Claudia Kessler (CK) et Esther Oester (EO): Depuis 2009, la Fédération romande des consommateurs (FRC) a développé les cours Bien manger à petit prix. Ce projet a été adapté au groupe cible des personnes âgées (voir l’encadré en fin d’article avec une brève description). Qu’y a-t-il de nouveau dans ce projet dans le canton de Vaud?

Laurence Margot (LM): La FRC Vaud s’est effectivement engagée depuis plusieurs années à informer et sensibiliser la population à travers le projet Bien manger à petit prix. Depuis 2020, elle a une offre ciblant spécifiquement les personnes de 65 ans et plus sous forme d’ateliers interactifs. L’objectif est de donner des conseils pratiques pour manger équilibrée, avec plaisir, tout en ménageant son budget. Les autres antennes cantonales de la FRC dispensent également des cours/ateliers similaires.

Nous avons, bien sûr, adapté le contenu et les thèmes des ateliers aux besoins de ce groupe cible.
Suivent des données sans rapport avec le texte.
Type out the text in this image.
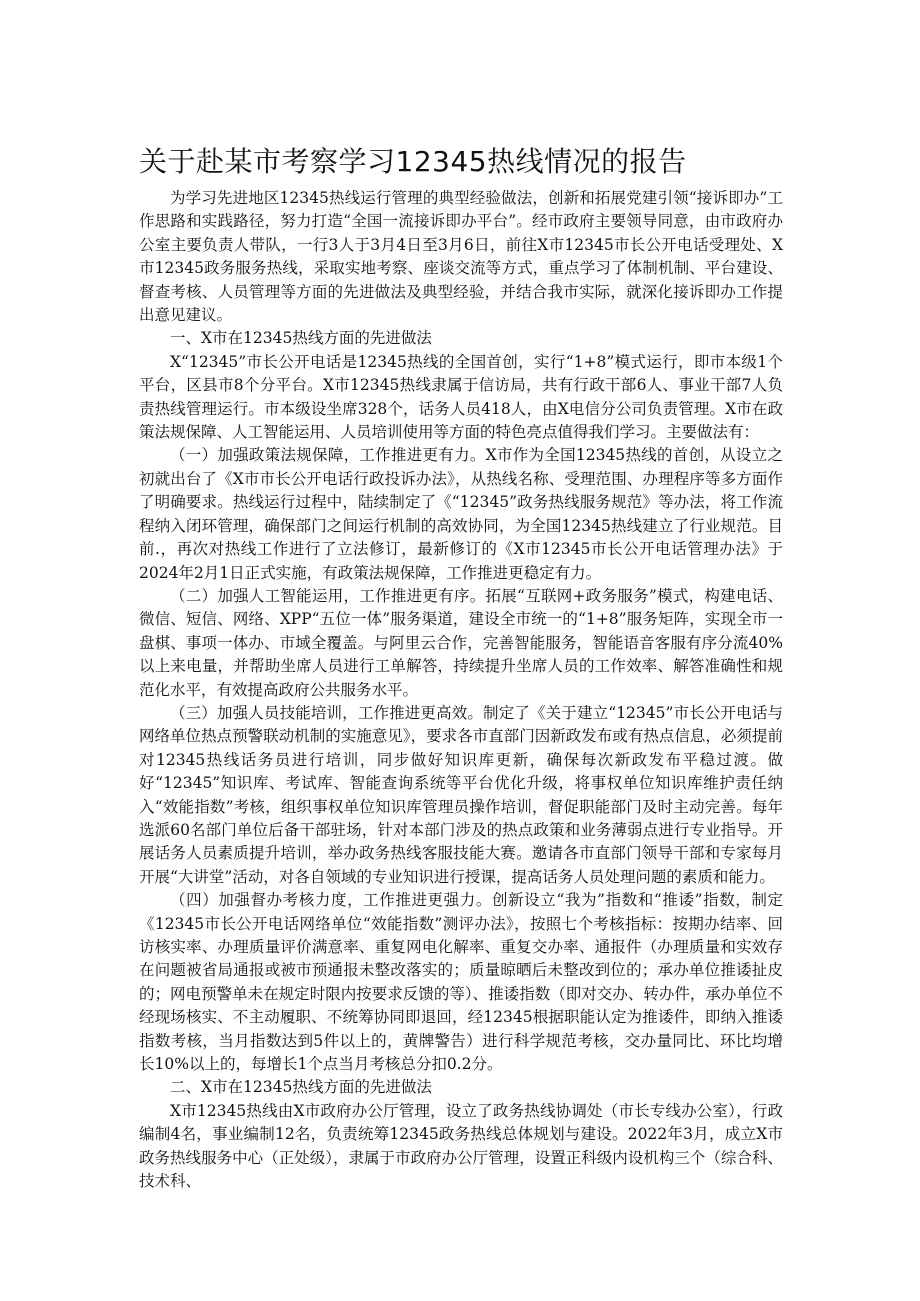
关于赴某市考察学习12345热线情况的报告

为学习先进地区12345热线运行管理的典型经验做法，创新和拓展党建引领“接诉即办”工作思路和实践路径，努力打造“全国一流接诉即办平台”。经市政府主要领导同意，由市政府办公室主要负责人带队，一行3人于3月4日至3月6日，前往X市12345市长公开电话受理处、X市12345政务服务热线，采取实地考察、座谈交流等方式，重点学习了体制机制、平台建设、督查考核、人员管理等方面的先进做法及典型经验，并结合我市实际，就深化接诉即办工作提出意见建议。

一、X市在12345热线方面的先进做法

X“12345”市长公开电话是12345热线的全国首创，实行“1+8”模式运行，即市本级1个平台，区县市8个分平台。X市12345热线隶属于信访局，共有行政干部6人、事业干部7人负责热线管理运行。市本级设坐席328个，话务人员418人，由X电信分公司负责管理。X市在政策法规保障、人工智能运用、人员培训使用等方面的特色亮点值得我们学习。主要做法有：

（一）加强政策法规保障，工作推进更有力。X市作为全国12345热线的首创，从设立之初就出台了《X市市长公开电话行政投诉办法》，从热线名称、受理范围、办理程序等多方面作了明确要求。热线运行过程中，陆续制定了《“12345”政务热线服务规范》等办法，将工作流程纳入闭环管理，确保部门之间运行机制的高效协同，为全国12345热线建立了行业规范。目前.，再次对热线工作进行了立法修订，最新修订的《X市12345市长公开电话管理办法》于2024年2月1日正式实施，有政策法规保障，工作推进更稳定有力。

（二）加强人工智能运用，工作推进更有序。拓展“互联网+政务服务”模式，构建电话、微信、短信、网络、XPP“五位一体”服务渠道，建设全市统一的“1+8”服务矩阵，实现全市一盘棋、事项一体办、市域全覆盖。与阿里云合作，完善智能服务，智能语音客服有序分流40%以上来电量，并帮助坐席人员进行工单解答，持续提升坐席人员的工作效率、解答准确性和规范化水平，有效提高政府公共服务水平。

（三）加强人员技能培训，工作推进更高效。制定了《关于建立“12345”市长公开电话与网络单位热点预警联动机制的实施意见》，要求各市直部门因新政发布或有热点信息，必须提前对12345热线话务员进行培训，同步做好知识库更新，确保每次新政发布平稳过渡。做好“12345”知识库、考试库、智能查询系统等平台优化升级，将事权单位知识库维护责任纳入“效能指数”考核，组织事权单位知识库管理员操作培训，督促职能部门及时主动完善。每年选派60名部门单位后备干部驻场，针对本部门涉及的热点政策和业务薄弱点进行专业指导。开展话务人员素质提升培训，举办政务热线客服技能大赛。邀请各市直部门领导干部和专家每月开展“大讲堂”活动，对各自领域的专业知识进行授课，提高话务人员处理问题的素质和能力。

（四）加强督办考核力度，工作推进更强力。创新设立“我为”指数和“推诿”指数，制定《12345市长公开电话网络单位“效能指数”测评办法》，按照七个考核指标：按期办结率、回访核实率、办理质量评价满意率、重复网电化解率、重复交办率、通报件（办理质量和实效存在问题被省局通报或被市预通报未整改落实的；质量晾晒后未整改到位的；承办单位推诿扯皮的；网电预警单未在规定时限内按要求反馈的等）、推诿指数（即对交办、转办件，承办单位不经现场核实、不主动履职、不统筹协同即退回，经12345根据职能认定为推诿件，即纳入推诿指数考核，当月指数达到5件以上的，黄牌警告）进行科学规范考核，交办量同比、环比均增长10%以上的，每增长1个点当月考核总分扣0.2分。

二、X市在12345热线方面的先进做法

X市12345热线由X市政府办公厅管理，设立了政务热线协调处（市长专线办公室），行政编制4名，事业编制12名，负责统筹12345政务热线总体规划与建设。2022年3月，成立X市政务热线服务中心（正处级），隶属于市政府办公厅管理，设置正科级内设机构三个（综合科、技术科、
Si nous insistions sur les cinq portions de légumes et fruits pour les publics plus jeunes, la priorité est mise sur la sensibilisation et l’importance d’une alimentation riche en protéines chez les personnes âgées. Parmi elles, certaines développent un dégoût de la viande. Nous leur présentons ainsi des sources alternatives de protéines, comme les légumineuses.

Afin d’atteindre le public cible, des partenariats ont été activés ou initiés avec Pro Senectute Vaud et d’autres associations de seniors (Université populaire pour les personnes âgées, Connaissance 3, le Mouvement des ainés, les Centres de loisirs locaux) ainsi que certaines communes.

Claudia Kessler (CK) et Esther Oester (EO): Donc pensons à une personne de 75 ans vivant dans le canton de Vaud. Comment peut-elle être informée? Que pouvez-vous lui proposer, très concrètement?

Laurence Margot (LM): Le partenariat avec des acteurs-clés actifs auprès des seniors facilite la communication et favorise le bouche-à-oreille: par exemple Pro Senectute Vaud annonce l’atelier avec tous les détails pratiques via des flyers. Lors de l’atelier, les participant·e·s vont être sensibilisé·e·s aux priorités nutritionnelles des personnes de plus de 65 ans, à la manière d’acheter des produits respectant le budget, la santé et la durabilité ainsi qu’au décryptage des étiquettes. Le focus sera mis sur la pratique, comme l’analyse de l’assiette optimale à l’aide de la pyramide alimentaire; la comparaison des étiquettes de deux repas pré-cuisinés pour choisir le plus adapté et, pour joindre l’utile à l’agréable, la dégustation d’une salade de lentilles[1]. En revanche, l’atelier ne vise pas à leur apprendre à cuisiner.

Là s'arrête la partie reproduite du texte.